D’un livre à l’autre, Prigent part de ces constats : la réaction triomphe, elle fait régner l’ordre du bons sens et de la mesure. Ses chantres ont tout intérêt à négliger les visions contraires à l’idéologie réconciliatrice, à conforter la pensée abstraite, en négligeant les expériences singulières. L’Espèce ? Elle croit dur comme fer à son progrès et à son salut. L’humanisme claironné ? Un crime généralisé sous le masque de la solidarité et des droits de l’homme. La religion de notre temps ? Un pathos materno-social. Autrement dit, Il suffit d’une mère / pour que l’univers / vienne vous traire ou encore, Ils vaquent / à des persécutions / intitulées actions (dans Ecrit au couteau, P.O.L)
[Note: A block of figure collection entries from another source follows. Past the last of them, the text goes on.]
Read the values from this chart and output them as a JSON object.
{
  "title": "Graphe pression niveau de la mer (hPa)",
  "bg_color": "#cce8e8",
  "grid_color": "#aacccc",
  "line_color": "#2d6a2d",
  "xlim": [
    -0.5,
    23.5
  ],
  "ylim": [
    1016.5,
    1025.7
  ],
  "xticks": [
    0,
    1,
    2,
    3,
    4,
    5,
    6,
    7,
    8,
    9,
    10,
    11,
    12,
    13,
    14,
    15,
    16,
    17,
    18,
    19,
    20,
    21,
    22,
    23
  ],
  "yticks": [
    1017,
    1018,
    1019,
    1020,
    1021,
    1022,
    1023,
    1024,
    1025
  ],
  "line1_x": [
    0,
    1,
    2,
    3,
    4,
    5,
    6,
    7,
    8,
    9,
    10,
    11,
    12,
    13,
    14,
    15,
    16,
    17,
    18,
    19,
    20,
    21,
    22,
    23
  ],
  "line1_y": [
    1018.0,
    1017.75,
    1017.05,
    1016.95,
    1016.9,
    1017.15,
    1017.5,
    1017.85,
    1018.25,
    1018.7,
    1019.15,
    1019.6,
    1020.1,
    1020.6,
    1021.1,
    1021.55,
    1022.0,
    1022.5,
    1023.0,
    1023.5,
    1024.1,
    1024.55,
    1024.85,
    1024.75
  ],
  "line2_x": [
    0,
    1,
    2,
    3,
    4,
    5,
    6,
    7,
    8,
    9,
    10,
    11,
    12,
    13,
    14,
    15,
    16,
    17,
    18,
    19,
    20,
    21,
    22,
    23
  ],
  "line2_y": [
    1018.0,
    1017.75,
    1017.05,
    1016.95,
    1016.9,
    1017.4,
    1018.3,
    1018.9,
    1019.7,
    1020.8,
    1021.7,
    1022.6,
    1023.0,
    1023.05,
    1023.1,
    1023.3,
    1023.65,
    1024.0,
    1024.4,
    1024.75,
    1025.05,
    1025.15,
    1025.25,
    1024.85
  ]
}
Prigent est un de ceux qui résistent le mieux, aujourd’hui, au bric-à-brac de la pensée kitch. Et qui en sont réduits à nous ressasser quelques vérités que nous faisons semblant d’ignorer : il n’y a pas de société entre les hommes et contrairement à ce que pensent les métaphysiques du lien, la loi n’est pas la relation réussie mais sa neutralisation. Enfin, il suffit de constater que l’unanimité ou le délire associatif se font toujours autour de pulsions lyncheuses. Il s’agit donc d’arracher au religieux (l’athéisme comme religion sociale) toute crédibilité. Les écrits de Prigent désontologisent le lien. Car la recherche d’une adéquation a pour conséquence de transformer le réel en images mensongères. L’original étant un chaos, comment la copie – autrement dit les effets de représentation – pourraient-ils être le contraire de cette réalité marquée par le non-sens ? D’où la nécessité de s’affranchir des enchaînements, d’étudier au plus près les ratés de nos vies, de déchiffrer les symptômes, de diagnostiquer la maladie logée au cœur même des choses.
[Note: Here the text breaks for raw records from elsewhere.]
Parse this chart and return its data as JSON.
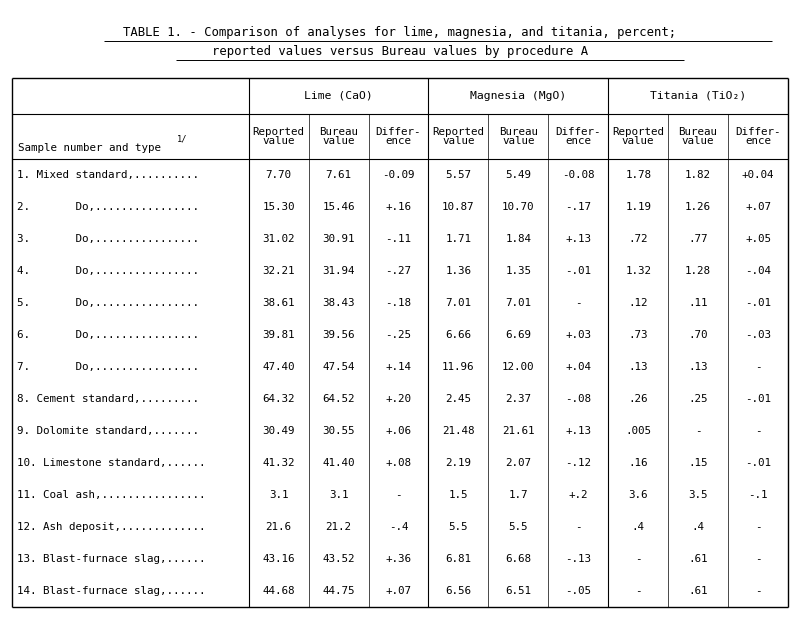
{
  "title_line1": "TABLE 1. - Comparison of analyses for lime, magnesia, and titania, percent;",
  "title_line2": "reported values versus Bureau values by procedure A",
  "rows": [
    [
      "1. Mixed standard,..........",
      "7.70",
      "7.61",
      "-0.09",
      "5.57",
      "5.49",
      "-0.08",
      "1.78",
      "1.82",
      "+0.04"
    ],
    [
      "2.       Do,................",
      "15.30",
      "15.46",
      "+.16",
      "10.87",
      "10.70",
      "-.17",
      "1.19",
      "1.26",
      "+.07"
    ],
    [
      "3.       Do,................",
      "31.02",
      "30.91",
      "-.11",
      "1.71",
      "1.84",
      "+.13",
      ".72",
      ".77",
      "+.05"
    ],
    [
      "4.       Do,................",
      "32.21",
      "31.94",
      "-.27",
      "1.36",
      "1.35",
      "-.01",
      "1.32",
      "1.28",
      "-.04"
    ],
    [
      "5.       Do,................",
      "38.61",
      "38.43",
      "-.18",
      "7.01",
      "7.01",
      "-",
      ".12",
      ".11",
      "-.01"
    ],
    [
      "6.       Do,................",
      "39.81",
      "39.56",
      "-.25",
      "6.66",
      "6.69",
      "+.03",
      ".73",
      ".70",
      "-.03"
    ],
    [
      "7.       Do,................",
      "47.40",
      "47.54",
      "+.14",
      "11.96",
      "12.00",
      "+.04",
      ".13",
      ".13",
      "-"
    ],
    [
      "8. Cement standard,.........",
      "64.32",
      "64.52",
      "+.20",
      "2.45",
      "2.37",
      "-.08",
      ".26",
      ".25",
      "-.01"
    ],
    [
      "9. Dolomite standard,.......",
      "30.49",
      "30.55",
      "+.06",
      "21.48",
      "21.61",
      "+.13",
      ".005",
      "-",
      "-"
    ],
    [
      "10. Limestone standard,......",
      "41.32",
      "41.40",
      "+.08",
      "2.19",
      "2.07",
      "-.12",
      ".16",
      ".15",
      "-.01"
    ],
    [
      "11. Coal ash,................",
      "3.1",
      "3.1",
      "-",
      "1.5",
      "1.7",
      "+.2",
      "3.6",
      "3.5",
      "-.1"
    ],
    [
      "12. Ash deposit,.............",
      "21.6",
      "21.2",
      "-.4",
      "5.5",
      "5.5",
      "-",
      ".4",
      ".4",
      "-"
    ],
    [
      "13. Blast-furnace slag,......",
      "43.16",
      "43.52",
      "+.36",
      "6.81",
      "6.68",
      "-.13",
      "-",
      ".61",
      "-"
    ],
    [
      "14. Blast-furnace slag,......",
      "44.68",
      "44.75",
      "+.07",
      "6.56",
      "6.51",
      "-.05",
      "-",
      ".61",
      "-"
    ]
  ],
  "bg_color": "#ffffff",
  "text_color": "#000000"
}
La connaissance du pire qui accompagne une vision informée ne se prive pas d’une certaine allégresse. L’écriture de Prigent s’inscrit dans un courant tragico-jubilatoire : Le savoir du monde / vient de l’immonde. Réduire les textes de cet écrivain à une pulsion-voix, c’est manquer la pensée qui les traverse. Bien entendu, ses écrits sont des gestes d’excès rythmiques et sonores, mais ils ne répudient pas à donner du sens. Les effets de répétition, les tours et les détours, les rimes, les paronomases, les scansions, les rythmes, les reprises de schémas syllabiques, bref les croisements du son et du sens ne marquent pas seulement l’inadéquation entre les expériences sensibles et les discours (le propre de la grandiloquence est de croire à cette adéquation), mais montrent surtout que l’écriture peut prendre l’initiative sur le chaos du réel – le dévoiler – et s’extraire des illusions qui mènent le monde. Et pour se moquer du parlé mastiqué plat, il faut cette sorte de bonheur dans la manière de jouer avec les mots, ce plaisir de tirer la langue à la dévotion : Zappe l’halluciné dit spiritualité ! Raidis-toi gosier ! Va au creux de ton cru nervé ! Trouve le trou où t’as peur de tout ! Calcine tes bouts ! Debout !

Il y a chance d’avant-garde chaque fois que c’est le corps et la voix qui écrivent et non les idéologies.